Unless I'm mistaken, you should be able to host the data inside the EEA (https://en.wikipedia.org/wiki/European_Economic_Area).

While Switzerland is not a member, they do have special agreements for trade reasons so it might be okay to store data there.


> their development team in Bulgaria.

I don't see them having offices in Bulgaria. However they have offices in North Macedonia.


The founder and CTO, Anton Titov, is a Russian who moved to Bulgaria at age 8:

https://cloudstorageinfo.org/interview-with-anton-titov-pclo...


I have 2 friends that worked for pCloud in Sofia, but don't know anyone who has worked for proton in Bulgaria. I can't find anyone from Bulgaria working crently for proton via linkedin


Last time there was a protonmail discussion on HN I brought up the point that they save Metadata and of course got downvoted to the oblivion and had to remove my comment....


What’s the safest country originating IP address to use via vpn from prying eyes, Netherlands?


The USA thus has authority over servers that are in Texas, iirc.


The USA also has authority over servers that are anywhere in the world if there is a US company involved.

https://en.wikipedia.org/wiki/CLOUD_Act


Yep.

We all saw the Wolf of Wallstreet.


Proton has always been as bad a hushmail


Got any proof of that? Can you decrypt my email that is sitting on their servers? If you are communicating something so precious that not even the sender/receiver and subject line shouldn't be seen then you best not be using ANY EMAIL at all without a couple more layers of security on top of it.


The whole clarification they wrote was "As a Swiss company, they must comply with Swiss law when it relates to a Swiss citizen."

So if you're not a swiss citizen, you've got nothing to worry about. The only thing they did different was notify the person they were being investigated and then began tracking. That's the major difference.

It's not like some random company can just skirt all laws globally for the sake of privacy.


The person whose IP they tracked was French.


If the swiss have a vested interest in pursuing a french person for a specific reason, the Swiss can and will exert that power. No clue why HN for some reason thinks a tech company can just skirt the law here for the sake of some crusade of 100% privacy. Newsflash, it doesn't exist.


I remember being fooled by the whole "We're Swiss, isn't that great?" marketing at the beginning. It was disappointing, to say the least, when I learned that Switzerland is part of the N-eyes agreement(s).

Truth is that Email is almost a dead protocol now, anyway. As much as that hurts me to say.

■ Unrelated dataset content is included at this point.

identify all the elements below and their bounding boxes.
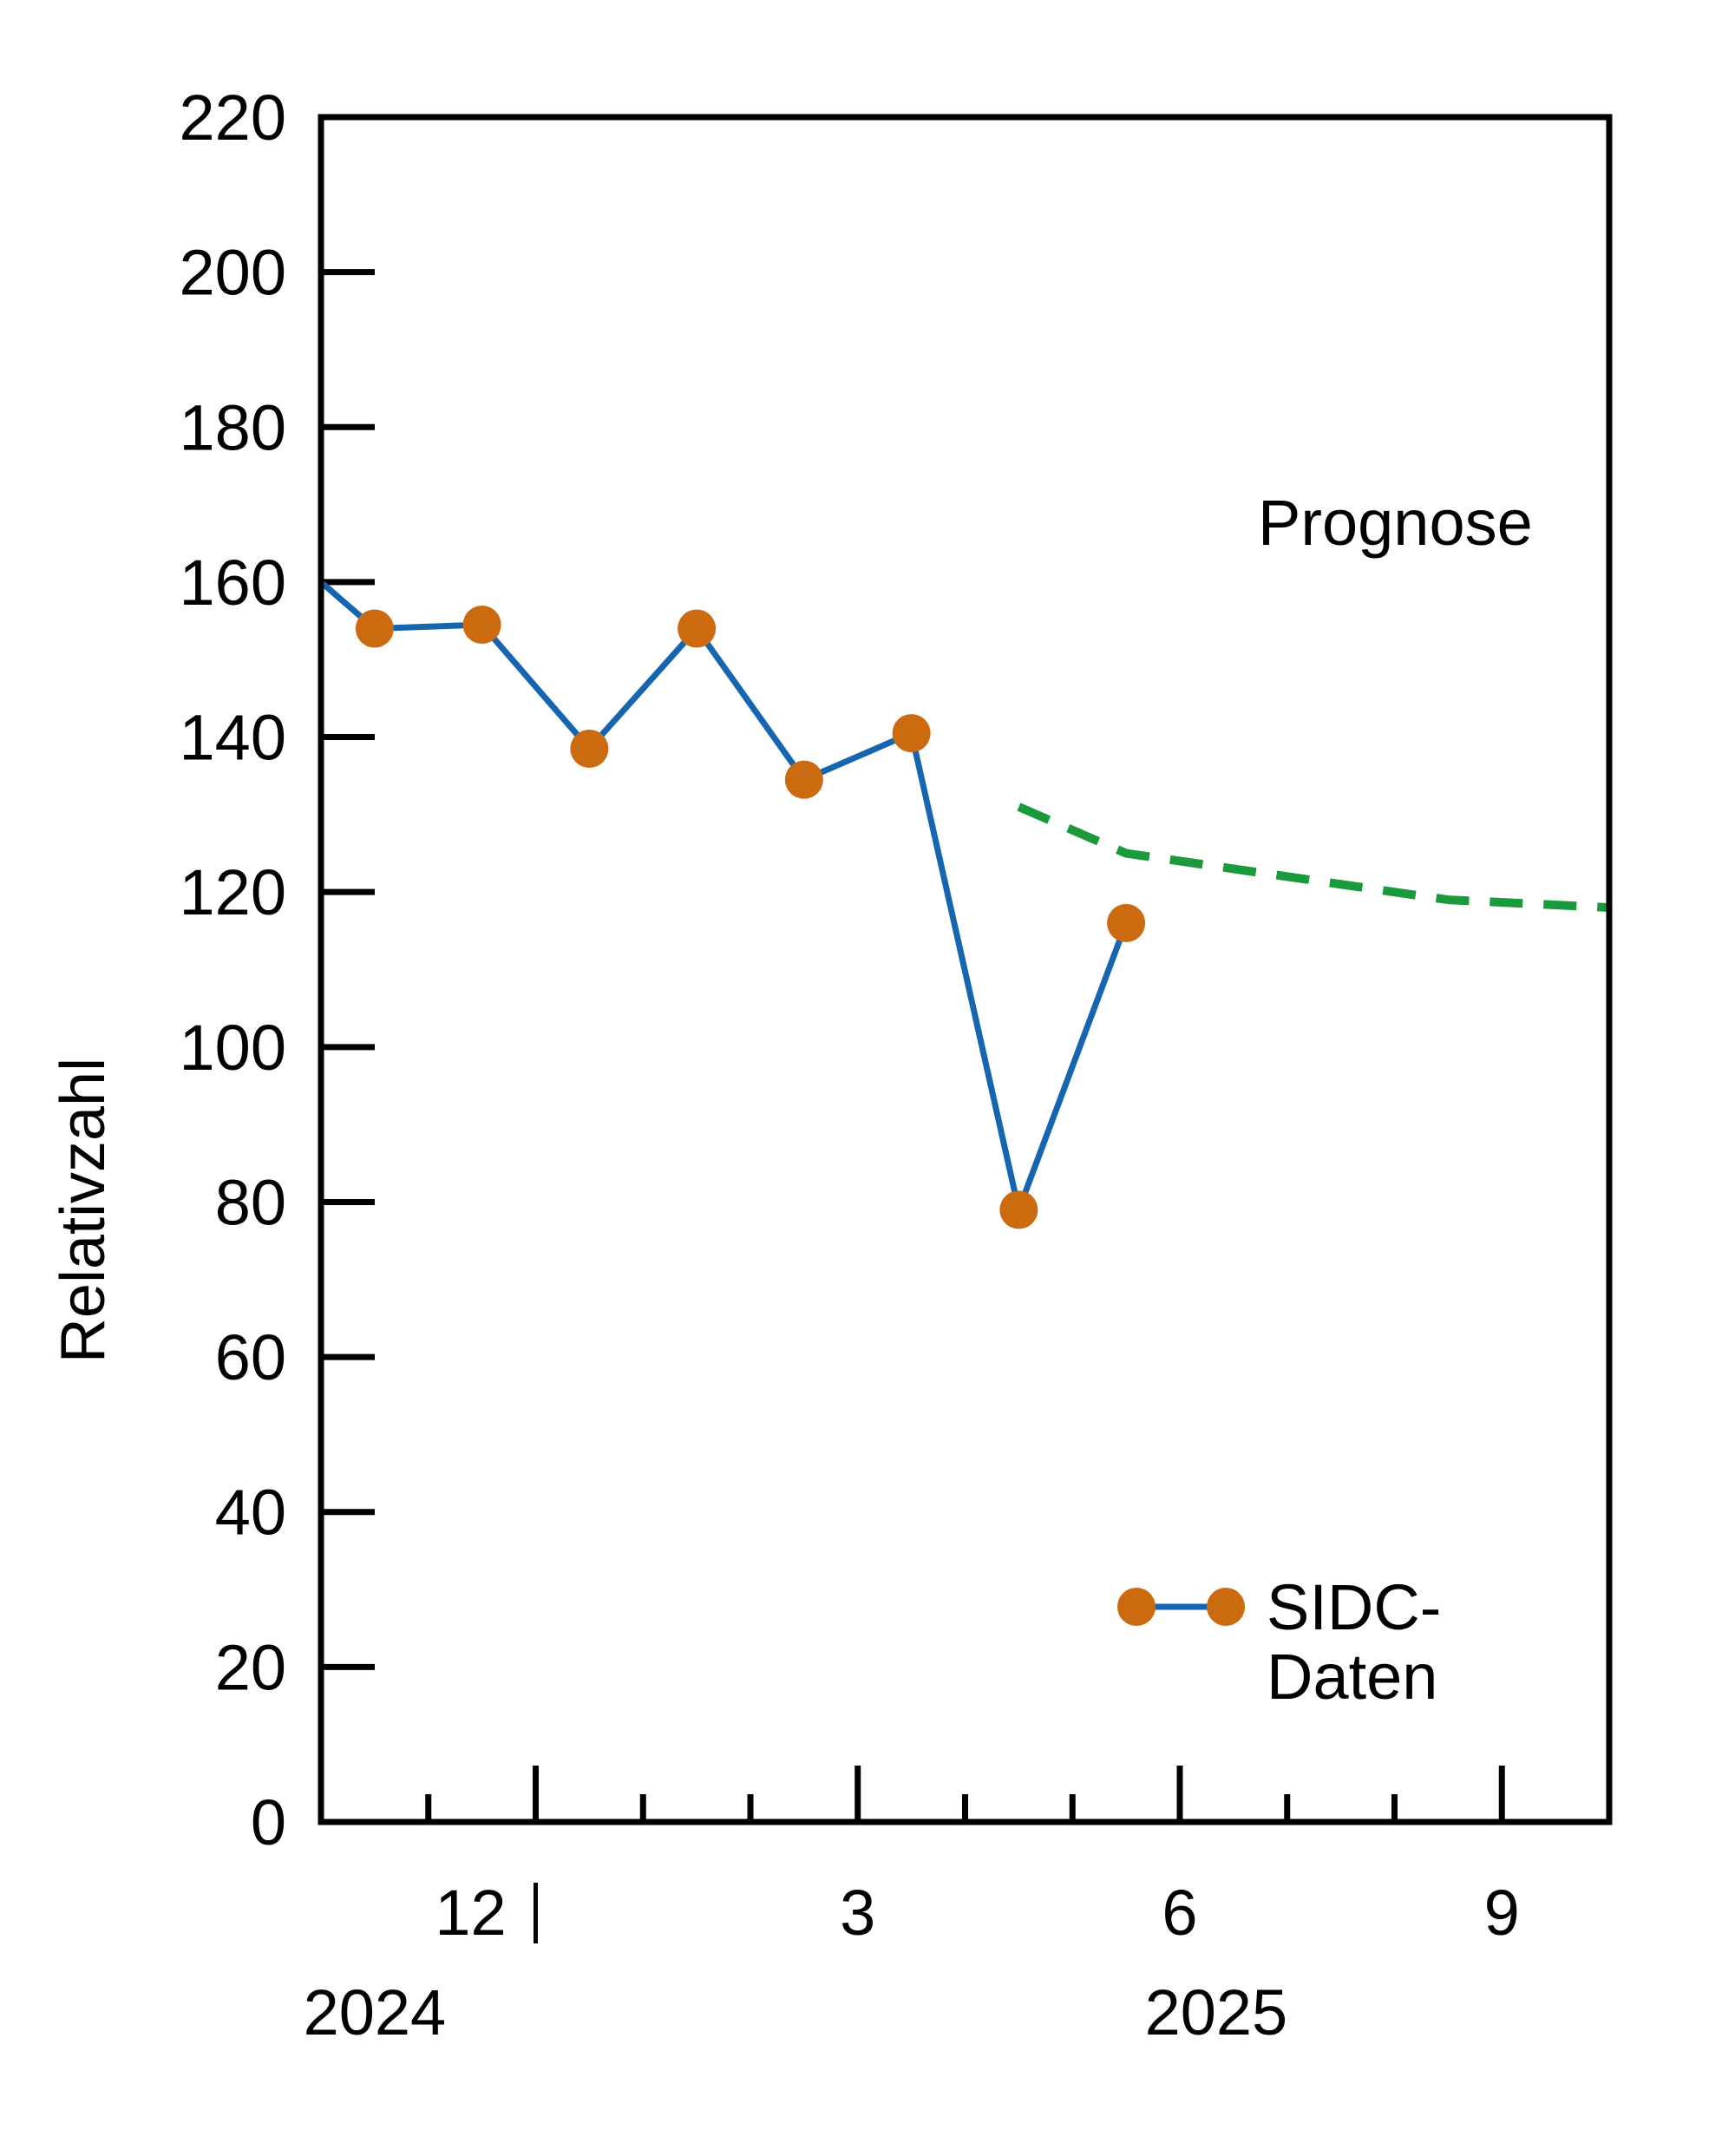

It was never able to meet the moment- PGP is complicated and easy to mess up, it's pretty damn hard to host your own Email server and not end up in everyone's SPAM or blocked, and if they person on the other end is using GMail, your shit's being read, analyzed, and archived anyway.

Email is going to be a business-only (as in "companies"/"corporations"/etc) protocol soon.


I agree in that, for me, e-mail is almost solely used for business communications and newsletters. However, I don't know of a "timeless", or otherwise decentralized, communication technology so ubiquitous that can be secured like e-mail. Signal seems to be the hip thing, but it's centralized. "Blockchain" communications, perhaps?


That is something I doubt I'll ever sign up for is my email on a blockchain lol unless it's just a hash of the email text or something for "proof" of it's origin/association.


Actually, a blockchain might work as the basis for a distributed email server reputation system. If every provider published their opinion of all the providers they've received emails from, it should be possible to reach a consensus about who the spammers are.

Hopefully this system would provide a useful signal even if it was only adopted by a few big mail providers, and they could pressure newly-registered mail domains to adopt it or face delivery delays. Long-established mail domains would be grandfathered in, so most providers wouldn't have to change anything.